Faux, une fois encore

L'une des raisons pour laquelle la NSA a su devenir si puissante c'est que, depuis des années, l'agence s'est construit une réputation de super-intelligence et d'hyper-compétence. Les analystes de la NSA se se contentaient pas d'être les types ayant les plus gros cerveaux d'un bureau, ils étaient les lumières les plus éblouissantes de tout l'immeuble.

Les hackers de la NSA pouvaient pénétrer n'importe quel réseau. Leurs mathématiciens étaient capables de résoudre n'importe quelle équation. Leurs cryptologues pouvaient craquer n'importe quel code. Une réputation qui a réussi à survivre à d'énormes cafouillages et autres gabegies à plusieurs milliards de dollars. Saura-t-elle résister aux dernières révélations? La question reste ouverte.

Selon le Washington Post, la NSA a «chaque année, et des milliers de fois, enfreint des règles de confidentialité ou outrepassé ses prérogatives légales depuis que le Congrès lui a accordé de nouveaux pouvoirs élargis en 2008...» C'est à cette date que la surveillance mondiale de la NSA est passée en mode supersonique. L'agence avait désormais le droit de surveiller des communications sans mandat individuel et d'espionner des catégories entières de gens et de communications.

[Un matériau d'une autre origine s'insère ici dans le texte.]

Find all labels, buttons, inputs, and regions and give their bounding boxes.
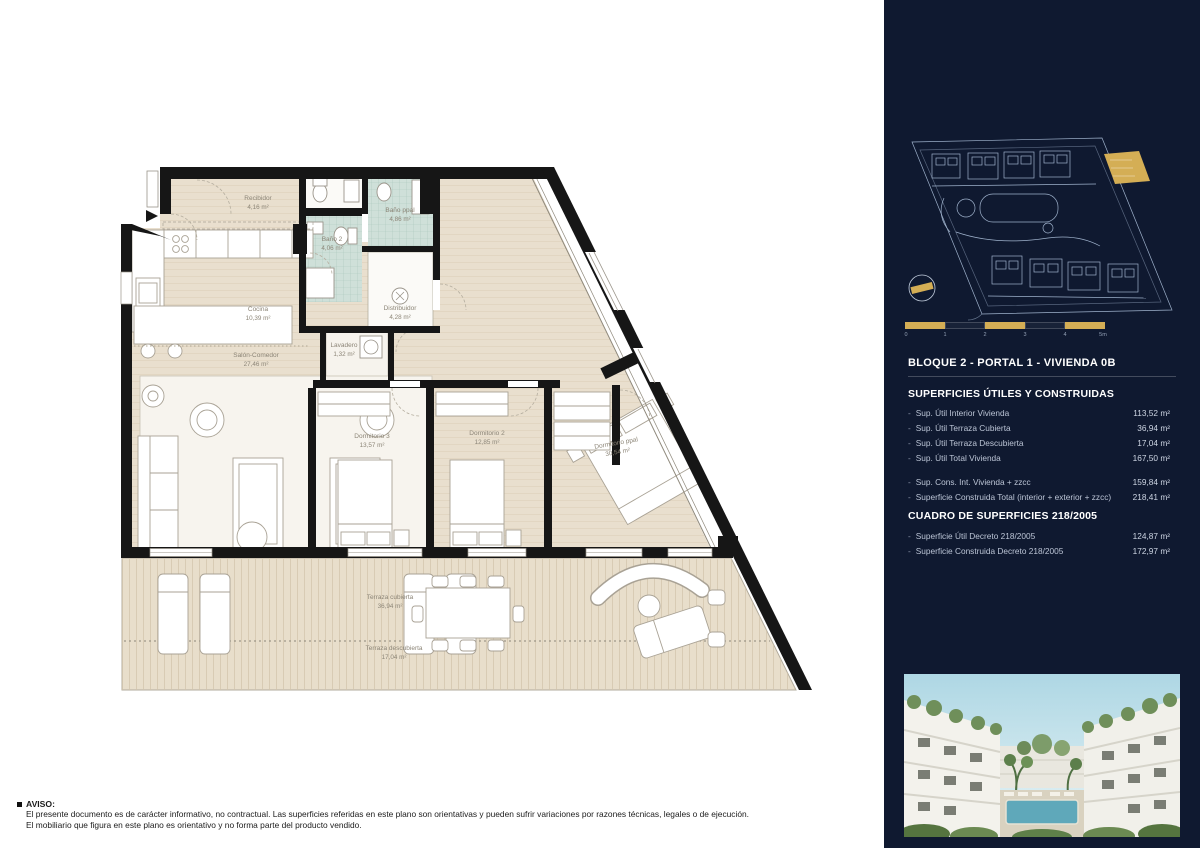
label-cocina: Cocina bbox=[248, 306, 269, 313]
label-dorm3: Dormitorio 3 bbox=[354, 433, 390, 440]
surface-row: Sup. Útil Terraza Descubierta17,04 m² bbox=[908, 436, 1170, 451]
svg-text:4,16 m²: 4,16 m² bbox=[247, 204, 268, 211]
surface-row: Superficie Construida Decreto 218/200517… bbox=[908, 544, 1170, 559]
cuadro-rows: Superficie Útil Decreto 218/2005124,87 m… bbox=[908, 529, 1170, 559]
building-render-image bbox=[904, 674, 1180, 837]
svg-text:17,04 m²: 17,04 m² bbox=[382, 654, 407, 661]
label-recibidor: Recibidor bbox=[244, 195, 272, 202]
svg-text:36,94 m²: 36,94 m² bbox=[378, 603, 403, 610]
label-terraza-cubierta: Terraza cubierta bbox=[367, 594, 414, 601]
scale-bar: 0 1 2 3 4 5m bbox=[905, 322, 1105, 340]
label-salon: Salón-Comedor bbox=[233, 352, 279, 359]
svg-text:4,28 m²: 4,28 m² bbox=[389, 314, 410, 321]
scale-label: 3 bbox=[1023, 332, 1026, 338]
label-banoppal: Baño ppal bbox=[385, 207, 415, 214]
svg-text:1,32 m²: 1,32 m² bbox=[333, 351, 354, 358]
scale-label: 4 bbox=[1063, 332, 1066, 338]
disclaimer-line2: El mobiliario que figura en este plano e… bbox=[26, 820, 867, 831]
scale-seg bbox=[1065, 322, 1105, 329]
label-dorm2: Dormitorio 2 bbox=[469, 430, 505, 437]
site-key-plan bbox=[896, 128, 1188, 324]
svg-text:13,57 m²: 13,57 m² bbox=[360, 442, 385, 449]
scale-label: 0 bbox=[904, 332, 907, 338]
svg-text:27,46 m²: 27,46 m² bbox=[244, 361, 269, 368]
floorplan-drawing: Recibidor 4,16 m² Baño ppal 4,86 m² Baño… bbox=[0, 0, 884, 848]
label-terraza-descubierta: Terraza descubierta bbox=[365, 645, 422, 652]
svg-text:10,39 m²: 10,39 m² bbox=[246, 315, 271, 322]
svg-text:4,06 m²: 4,06 m² bbox=[321, 245, 342, 252]
bullet-square-icon bbox=[17, 802, 22, 807]
scale-seg bbox=[945, 322, 985, 329]
surface-row: Superficie Útil Decreto 218/2005124,87 m… bbox=[908, 529, 1170, 544]
surface-row: Sup. Útil Interior Vivienda113,52 m² bbox=[908, 406, 1170, 421]
label-bano2: Baño 2 bbox=[322, 236, 343, 243]
page: { "colors": { "navy": "#0f1930", "gold":… bbox=[0, 0, 1200, 848]
surface-row: Sup. Cons. Int. Vivienda + zzcc159,84 m² bbox=[908, 475, 1170, 490]
scale-label: 5m bbox=[1099, 332, 1107, 338]
superficies-section-title: SUPERFICIES ÚTILES Y CONSTRUIDAS bbox=[908, 388, 1176, 400]
label-distribuidor: Distribuidor bbox=[384, 305, 418, 312]
superficies-rows: Sup. Útil Interior Vivienda113,52 m² Sup… bbox=[908, 406, 1170, 505]
svg-text:4,86 m²: 4,86 m² bbox=[389, 216, 410, 223]
disclaimer-title: AVISO: bbox=[26, 799, 55, 809]
compass-icon bbox=[909, 275, 935, 301]
surface-row: Sup. Útil Terraza Cubierta36,94 m² bbox=[908, 421, 1170, 436]
scale-label: 1 bbox=[943, 332, 946, 338]
info-sidebar: 0 1 2 3 4 5m BLOQUE 2 - PORTAL 1 - VIVIE… bbox=[884, 0, 1200, 848]
unit-title: BLOQUE 2 - PORTAL 1 - VIVIENDA 0B bbox=[908, 357, 1176, 377]
svg-text:12,85 m²: 12,85 m² bbox=[475, 439, 500, 446]
floorplan-sheet: Recibidor 4,16 m² Baño ppal 4,86 m² Baño… bbox=[0, 0, 884, 848]
scale-seg bbox=[985, 322, 1025, 329]
highlighted-unit bbox=[1104, 151, 1150, 184]
disclaimer-line1: El presente documento es de carácter inf… bbox=[26, 809, 867, 820]
disclaimer: AVISO: El presente documento es de carác… bbox=[17, 799, 867, 830]
scale-seg bbox=[905, 322, 945, 329]
scale-label: 2 bbox=[983, 332, 986, 338]
surface-row: Superficie Construida Total (interior + … bbox=[908, 490, 1170, 505]
scale-seg bbox=[1025, 322, 1065, 329]
surface-row: Sup. Útil Total Vivienda167,50 m² bbox=[908, 451, 1170, 466]
cuadro-section-title: CUADRO DE SUPERFICIES 218/2005 bbox=[908, 510, 1176, 522]
label-lavadero: Lavadero bbox=[330, 342, 357, 349]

La majeure partie des violations concernant des informations d'Américains ont été la conséquence de ce que l'agence nomme une «collecte accidentelle». Combien d'Américains ont été ramassés dans les filets de la NSA alors qu'ils avaient été prétendument posés pour des cibles étrangères? Le chiffre exact n'est pas certain. Mais pour le dire en deux mots: des tas.

Par exemple, selon l'audit, une gaffe de programmation a permis de collecter un «nombre important» d'appels émanant de Washington, alors que la manœuvre concernait à l'origine des cibles égyptiennes. Pour une raison quelconque, l'indicatif téléphonique 202 (de Washington) a remplacé le 20 (l'indicatif international de l’Égypte). La prétendue finesse de la NSA et de son architecture de surveillance ont été ruinées par une simple faute de frappe.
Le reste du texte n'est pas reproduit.